Wednesday, November 14, 2007

Polygamist Dating Shows

Aside from the dose of Flavor of Love I could have done without, I tend to stay away from these types of shows. Firstly, I think it's unhealthy and unrealistic. Secondly, polygamy has never appealed to me. But anyway, that's not the primary point here. The primary issue is...my grandmother (by way of my little cousin) has gotten hooked on I Love New York, which is some kind of spin-off of Flavor of Love. I remember her from the first season of Flavor of Love...if you get dumped by Flava Flav...twice maybe you should take a step back and re-evaluate what you're bringing to the table. I mean, I'm just saying. Anyway, Granny tells me that New York has Harvard Law graduates and all kinds of business men on her show. You mean New York can get a Harvard Law man but I can't? The real issue is, if you're graduating from Harvard Law School, why are you trying to get with New York? So, my grandmother, who holds down the front pew at church every Wednesday night and sometimes twice on Sunday is hooked on this show where New York often kisses multiple men in one day, goes on multiple dates and even talks about how she wants to have sex with most of the men.
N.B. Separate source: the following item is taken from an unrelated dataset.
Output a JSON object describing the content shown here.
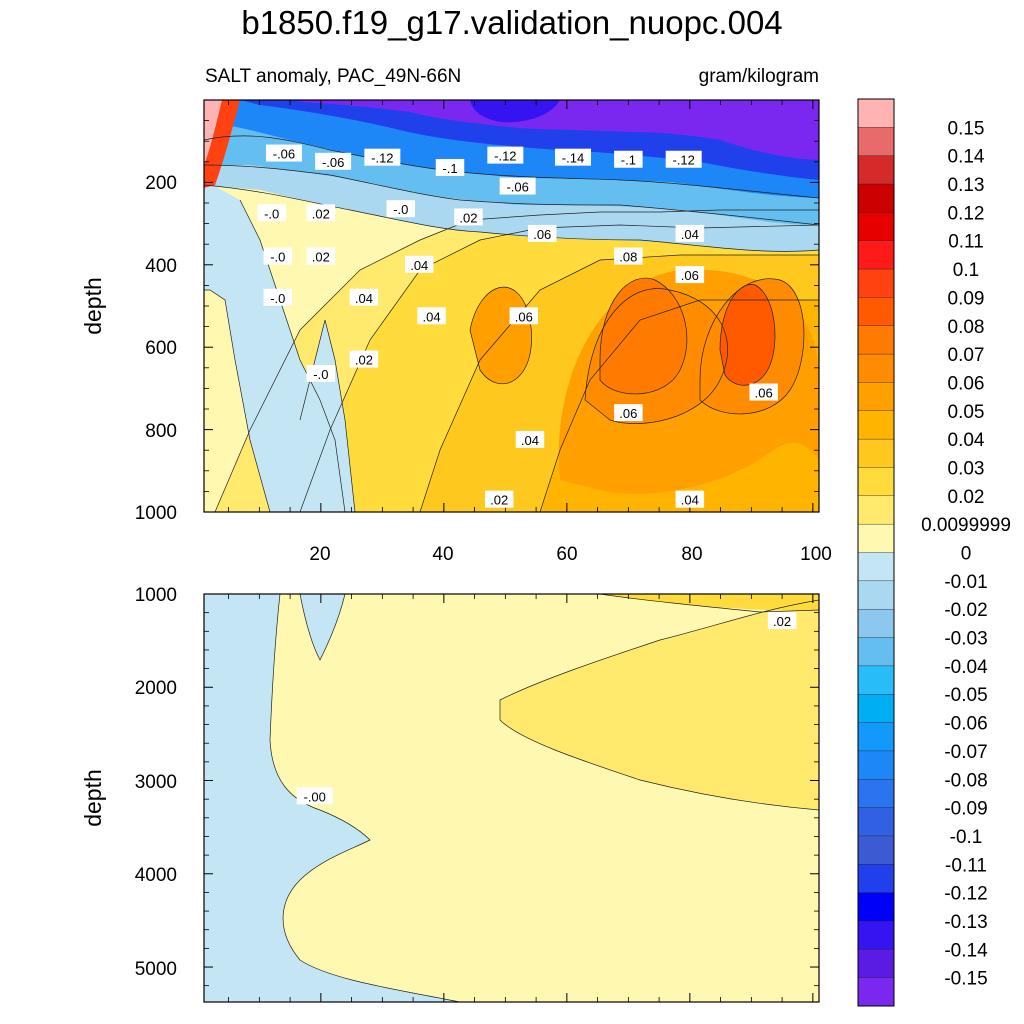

Just when I thought Granny had lost all of her scruples, and was about to revoke her Sunday School card, she drew the line. I walked into the living room last night and Granny was about to lose her dinner. My cousin was watching something on MTV. I figured it was a music video. So I sit down. They were watching THE epitome of a polygamist dating show...A Shot at Love With Tila Tequila....a bisexual polygamist dating show. Talk about greed. Men and women. That's where Granny drew the line. In my research on this topic, I read on wikipedia that Tila Tequila eliminated one of the women on her show because she seemed to have problems with monogamy...does monogamy exist in the world of "reality" dating? Isn't that an unfair judgment?
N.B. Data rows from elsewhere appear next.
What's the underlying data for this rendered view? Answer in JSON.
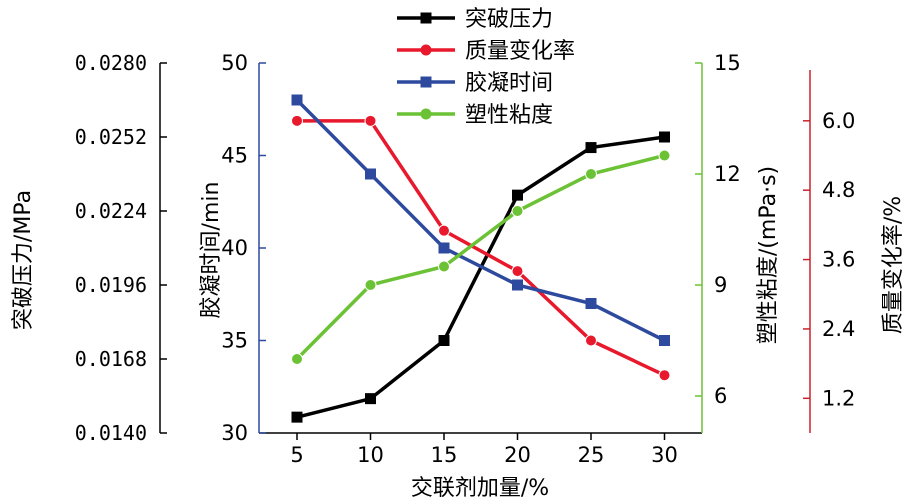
{
  "chart_data": {
    "type": "line",
    "xlabel": "交联剂加量/%",
    "x": [
      5,
      10,
      15,
      20,
      25,
      30
    ],
    "axes": {
      "pressure": {
        "label": "突破压力/MPa",
        "ylim": [
          0.014,
          0.028
        ],
        "ticks": [
          "0.0140",
          "0.0168",
          "0.0196",
          "0.0224",
          "0.0252",
          "0.0280"
        ]
      },
      "gel_time": {
        "label": "胶凝时间/min",
        "ylim": [
          30,
          50
        ],
        "ticks": [
          "30",
          "35",
          "40",
          "45",
          "50"
        ]
      },
      "viscosity": {
        "label": "塑性粘度/(mPa·s)",
        "ylim": [
          5,
          15
        ],
        "ticks": [
          "6",
          "9",
          "12",
          "15"
        ]
      },
      "mass_change": {
        "label": "质量变化率/%",
        "ylim": [
          0.6,
          7.0
        ],
        "ticks": [
          "1.2",
          "2.4",
          "3.6",
          "4.8",
          "6.0"
        ]
      }
    },
    "series": [
      {
        "name": "突破压力",
        "axis": "pressure",
        "color": "#000000",
        "marker": "square",
        "values": [
          0.0146,
          0.0153,
          0.0175,
          0.023,
          0.0248,
          0.0252
        ]
      },
      {
        "name": "质量变化率",
        "axis": "mass_change",
        "color": "#e8192c",
        "marker": "circle",
        "values": [
          6.0,
          6.0,
          4.1,
          3.4,
          2.2,
          1.6
        ]
      },
      {
        "name": "胶凝时间",
        "axis": "gel_time",
        "color": "#2e4a9e",
        "marker": "square",
        "values": [
          48,
          44,
          40,
          38,
          37,
          35
        ]
      },
      {
        "name": "塑性粘度",
        "axis": "viscosity",
        "color": "#6cc235",
        "marker": "circle",
        "values": [
          7.0,
          9.0,
          9.5,
          11.0,
          12.0,
          12.5
        ]
      }
    ],
    "legend_position": "top"
  }
}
It got me to thinking about love in general and how hoodooed people seem when looking for love. One of my favorite metaphors comes from Plato's Symposium. Aristophanes says that in primal times all men were spherical and we all possessed four arms, four legs, two heads and two sets of genitalia. We rolled around the earth's surface. There were three sexes: all male, all female and the androgynous or the hermaphrodite. The spherical humans set up a plan to scale the heights of heaven to take down the gods. Some of the gods wanted to destroy the entire race of humans. But the didn't want to lose the offerings. So the solution was just to make the humans weaker by chopping them in half. And so ever since then, we've run around earth saying that we're searching for our other half because we're really trying to return to our original forms. In one metaphor, he describes homosexual and heterosexual erotic love.

Anyway, the bottom line is, I decided not to judge these people who participate in these shows because perhaps we're all hapless half-beings rolling around looking for love.

3 comments:

Kelley said...

You and your philosophy. =)
Sometimes I wonder why I ever watched snippets of that show myself... but it makes for the best kind of tasteless entertainment.
Anyway, yea, I agree -- pursuing your other half, however many at a time, whatever gender they happen to be, is fine any way you choose to go about it, as long as the other person agrees. Even if it's televised on Vh1.

Sojourner G said...

Ahhh...an intellectual in blogosphere [inhaling the clean fresh air].

Well I guess it all depends on your perspectives and belief system. We has humans have many histories. Even heros of the bible were polygamists in the extreme (read: Solomon-with 1000 women could he really have been that wise?).

But where do we in today's society in general and American society specifically draw the line? Or do we draw a line?

The land of the free and the home of the brave?

We're now the land of the individual.

Fenix said...

Kelley, tasteless and mindless. I think I enjoy watching people make fools of themselves. And that's the scary thing, the fact that there is a market for these kinds of shows, even if it is procrastinating college students like us. lol

Sojourner, I'm glad to be your breath of fresh air. And the scary thing is that we don't draw lines anymore. It seems the more offensive the entertainment is, the more we love it. Scary times.